A2A, il Comune di Crotone non si arrende e delibera l’appello contro la sentenza del TAR
La battaglia legale del Comune di Crotone contro il rinnovo dell’Autorizzazione Integrata Ambientale (AIA) per A2A Ambiente non si ferma. Anzi, rilancia. Con una delibera approvata su proposta del vicesindaco Sandro Cretella, la Giunta ha infatti formalizzato la decisione di impugnare la recente sentenza del TAR Calabria, che aveva dato torto all’ente in primo grado.
Nel mirino dell’amministrazione finisce la decisione dei giudici amministrativi di Catanzaro, i quali avevano respinto il ricorso iniziale promosso dal Comune contro il provvedimento della Regione Calabria. Quel provvedimento, complesso e scaturito da una conferenza di servizi, aveva di fatto dato il via libera al riesame con valenza di rinnovo dell’autorizzazione ambientale già concessa nel 2010 ad A2A Ambiente; un atto che l’ente locale considera lesivo degli interessi del territorio e della sua comunità. Una decisione che non ha convinto l’amministrazione.
Di fronte a questo scenario, e alla luce di approfondite valutazioni giuridiche, l’Amministrazione Comunale ha ritenuto “necessario e opportuno” proseguire la contesa legale, spostando il confronto a un grado di giudizio superiore. Il sindaco Voce, in qualità di rappresentante legale dell’ente, è stato quindi autorizzato a promuovere il giudizio di appello, affidando la difesa del Comune all’avvocato Monica Di Francesco dell’Avvocatura Comunale.
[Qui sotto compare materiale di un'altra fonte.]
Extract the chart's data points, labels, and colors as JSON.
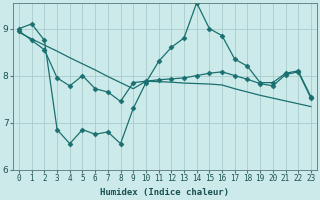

“Con questa decisione l’Amministrazione conferma la volontà di perseguire ogni strada giuridicamente percorribile per tutelare gli interessi della città e garantire il massimo livello di attenzione sulle questioni ambientali che riguardano il territorio crotonese”, ha dichiarato il vicesindaco Cretella. “La scelta di proporre appello nasce da un’attenta valutazione tecnica e legale degli atti e rappresenta un atto di responsabilità nei confronti della comunità”.